Located halfway down Chapel Market The Seagrass lodges Thursday to Saturday nights at Manzes, one of the last remaining pie and mash shops from the turn of the 20th century. It’s a charming room with original tiled walls, pendant glass lights and ample seating in the form of narrow, rickety wooden pews.
While they may look the part, these seats were originally designed as a temporary perch for lunchtime pie-lovers, not as a receptacle for reclining restaurant goers and by the end of our first course my buns were sore. By the end of the meal I was in abject agony and could not wait to get out. But maybe that’s the general idea for a place that only offers one meal deal – three courses for £30 – and has a BYO policy? If they can’t screw you for extras and a hefty wine mark-up, what benefit is there in having customers littering up the place?
The argument with the furniture aside, the ambience is relaxed, the soundtrack jolly and the waiters chummy, taken to bobbing down on their haunches for a face-to-face exchange if you have a question worthy of more than a ‘yes’ or ‘no’ answer. When we asked Marco for some water he replied, ‘I’ve only got tap, is that OK?” How refreshing.
The brevity of the menu is parlayed by the fact that I could have happily ordered everything on it. The Seagrass USP is seafood and game for the simple reason one of the three partners runs The Wild Game Company and another specialises in cooking fish. With established core suppliers and a daily market for anything else you might need on the curbside, this is less fusion fad, more intelligent innovation.
A complimentary serve of mini lobster fishcakes (a tad spud-heavy) was followed by our first course choice of Highlandpigeon breast and West Coast mussels with chorizo, shallots and chilli. The bird was pink in the middle but slightly curled on top and didn’t make a natural bedfellow for the accompanying ratatouille, which somewhat took over with its citric kick. The mussels were OK, on the small side and crammed into a finger bowl sized dish, but with no evident zip from either the spiced sausage or broth.

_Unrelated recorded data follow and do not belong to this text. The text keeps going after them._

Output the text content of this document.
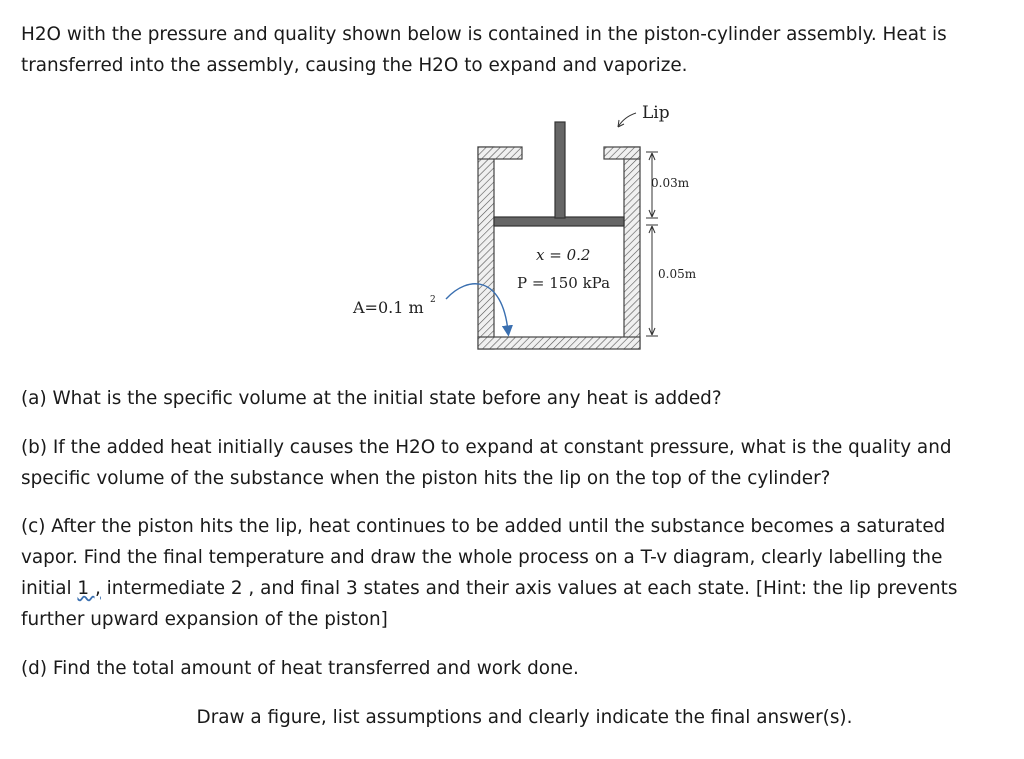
H2O with the pressure and quality shown below is contained in the piston-cylinder assembly. Heat is transferred into the assembly, causing the H2O to expand and vaporize.

Lip
0.03m
0.05m
x = 0.2
P = 150 kPa
A=0.1 m 2

(a) What is the specific volume at the initial state before any heat is added?

(b) If the added heat initially causes the H2O to expand at constant pressure, what is the quality and specific volume of the substance when the piston hits the lip on the top of the cylinder?

(c) After the piston hits the lip, heat continues to be added until the substance becomes a saturated vapor. Find the final temperature and draw the whole process on a T-v diagram, clearly labelling the initial 1 , intermediate 2 , and final 3 states and their axis values at each state. [Hint: the lip prevents further upward expansion of the piston]

(d) Find the total amount of heat transferred and work done.

Draw a figure, list assumptions and clearly indicate the final answer(s).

Half a Scottish lobster came next, doused in a thermidor sauce the likes of which I’ve not tasted before. A cream sauce flavoured with tarragon and chunks of mushroom. On the side, a mountain of red cabbage and celeriac slaw – again, none of them natural partners for what can so effortlessly be the star of the show and frankly rather weird.
Thankfully chef’s interpretation of the haunch of venison with a redcurrant jus was more classically inspired, although I side with the esteemed restaurant critic (ahem) Michael Winner in his dismay for anything served on a bed of wilted spinach. Kale or spring greens would have been better and tastier. To quote another Winner-ism, our two side orders of triple-cooked chips were ‘historic’.
When it came to dessert you had to hope everyone in the room liked rhubarb or cheese for that’s all there was. The warm fruit compote was wonderfully spiced, sprinkled with a hazelnut crumb and a dollop of crème fraiche. Small but beautiful. My man seemed delighted with his cheeseboard but in my opinion it could have come from Sainsbury’s round the corner, featuring as it did the ubiquitous Colton Bassett Stilton, smoked Applewood cheddar and an under-ripe Somerset Brie. A shame as with all their market friends you’d expect it to be ten times more exciting.
Overall, while my bum would beg to differ, we had a nice night but the lasting memory is that of the evocative Manzes pie shop interior, rather than the food by Seagrass, which is probably not the result the squatters want to hear.
P.S. If you go, remember to BYO booze. BYO seat cushion optional, but recommended.